Another attempt at #51 This does a rescaling of the number of genomes shed per infection to separate the "relative shedding intensities" of each individual and the mean number of genomes shed per infection $\mu_g$. Thus the total number of genomes shed in the sewershed is:

V(t) = \sum_{t=0}^{\tau}\mu_g \zeta(t-\tau)s(\tau)

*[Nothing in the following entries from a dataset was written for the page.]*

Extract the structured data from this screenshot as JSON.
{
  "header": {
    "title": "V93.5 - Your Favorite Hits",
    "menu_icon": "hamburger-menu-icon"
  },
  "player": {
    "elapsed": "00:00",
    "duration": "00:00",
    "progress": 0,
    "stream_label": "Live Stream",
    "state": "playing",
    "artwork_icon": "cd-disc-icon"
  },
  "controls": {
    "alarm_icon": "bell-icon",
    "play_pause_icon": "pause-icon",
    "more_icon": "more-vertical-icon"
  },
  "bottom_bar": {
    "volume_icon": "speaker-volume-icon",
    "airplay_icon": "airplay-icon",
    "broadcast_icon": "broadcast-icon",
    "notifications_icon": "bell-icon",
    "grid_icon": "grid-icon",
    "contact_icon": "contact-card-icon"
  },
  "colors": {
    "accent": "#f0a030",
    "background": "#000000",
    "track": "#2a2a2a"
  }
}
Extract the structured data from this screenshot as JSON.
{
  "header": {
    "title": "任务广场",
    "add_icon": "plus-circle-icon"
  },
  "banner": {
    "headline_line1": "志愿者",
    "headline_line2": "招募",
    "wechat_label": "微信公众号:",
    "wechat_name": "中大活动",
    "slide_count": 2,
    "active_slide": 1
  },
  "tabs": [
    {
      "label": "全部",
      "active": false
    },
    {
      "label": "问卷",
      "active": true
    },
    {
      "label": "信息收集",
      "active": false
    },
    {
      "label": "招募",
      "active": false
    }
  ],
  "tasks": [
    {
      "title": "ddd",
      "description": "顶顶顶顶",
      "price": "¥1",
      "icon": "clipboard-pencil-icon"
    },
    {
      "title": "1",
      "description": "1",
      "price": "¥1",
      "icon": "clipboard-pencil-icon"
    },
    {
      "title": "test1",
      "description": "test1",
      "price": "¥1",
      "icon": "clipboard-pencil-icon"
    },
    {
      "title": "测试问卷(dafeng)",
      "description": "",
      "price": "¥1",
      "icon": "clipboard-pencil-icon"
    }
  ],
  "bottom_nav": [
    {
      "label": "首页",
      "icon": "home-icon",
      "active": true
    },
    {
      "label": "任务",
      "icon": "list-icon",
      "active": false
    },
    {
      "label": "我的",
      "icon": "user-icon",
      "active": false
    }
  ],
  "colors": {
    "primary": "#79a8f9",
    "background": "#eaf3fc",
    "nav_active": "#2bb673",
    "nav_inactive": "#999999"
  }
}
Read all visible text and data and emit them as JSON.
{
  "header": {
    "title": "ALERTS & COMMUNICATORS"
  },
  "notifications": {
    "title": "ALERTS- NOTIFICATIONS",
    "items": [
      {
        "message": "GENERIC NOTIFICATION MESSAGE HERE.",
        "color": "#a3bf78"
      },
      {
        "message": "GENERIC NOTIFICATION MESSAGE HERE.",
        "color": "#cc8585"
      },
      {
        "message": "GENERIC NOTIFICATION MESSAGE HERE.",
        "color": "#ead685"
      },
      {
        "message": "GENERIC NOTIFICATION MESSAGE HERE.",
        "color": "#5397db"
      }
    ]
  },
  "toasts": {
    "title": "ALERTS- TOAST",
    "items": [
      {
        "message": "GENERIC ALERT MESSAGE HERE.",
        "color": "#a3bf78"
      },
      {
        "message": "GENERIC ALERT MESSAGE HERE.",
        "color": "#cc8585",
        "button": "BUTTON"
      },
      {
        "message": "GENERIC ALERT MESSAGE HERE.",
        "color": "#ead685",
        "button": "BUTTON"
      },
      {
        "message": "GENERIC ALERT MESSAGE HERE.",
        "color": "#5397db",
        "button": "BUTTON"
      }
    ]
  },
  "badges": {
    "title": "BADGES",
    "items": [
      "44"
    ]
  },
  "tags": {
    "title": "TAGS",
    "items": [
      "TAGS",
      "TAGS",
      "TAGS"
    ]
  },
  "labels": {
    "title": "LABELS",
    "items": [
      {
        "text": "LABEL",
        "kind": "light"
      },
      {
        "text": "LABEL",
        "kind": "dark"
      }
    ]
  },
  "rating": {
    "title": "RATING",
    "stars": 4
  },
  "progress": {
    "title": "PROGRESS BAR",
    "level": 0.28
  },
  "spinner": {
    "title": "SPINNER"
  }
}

where $\zeta(t)$ is the sum of iid Gamma distributed individual relative shedding intensities with mean 1 and coefficient of variation $cv$:

\zeta(t) = \sum_{i=1}^{i= I(t)} Gamma(\alpha = \frac{1}{cv^2}, \beta =  \frac{1}{cv^2}) =  Gamma(\alpha = \frac{I(t)}{cv^2}, \beta =  \frac{1}{cv^2})

Then we implement this by sampling directly in the model block what we refer to in the code as zeta_bar, which returns the log of the output of the gamma draw, and then we log transform the mean number of genomes and the calculation of the expected concentration in the transformed parameters block.

 for (i in 1:n_subpops){
          for (j in 1:(uot + ot + ht)){
            zeta_bar[i,j] ~ expgamma(i_site_t[i,j]/(cv^2), 1/((cv^2))); // Sum of iid gamma individual relative shedding intensities
          }
        }

However, this seems to struggle a lot more to sample parameter space when we set an uninformative prior on the cv.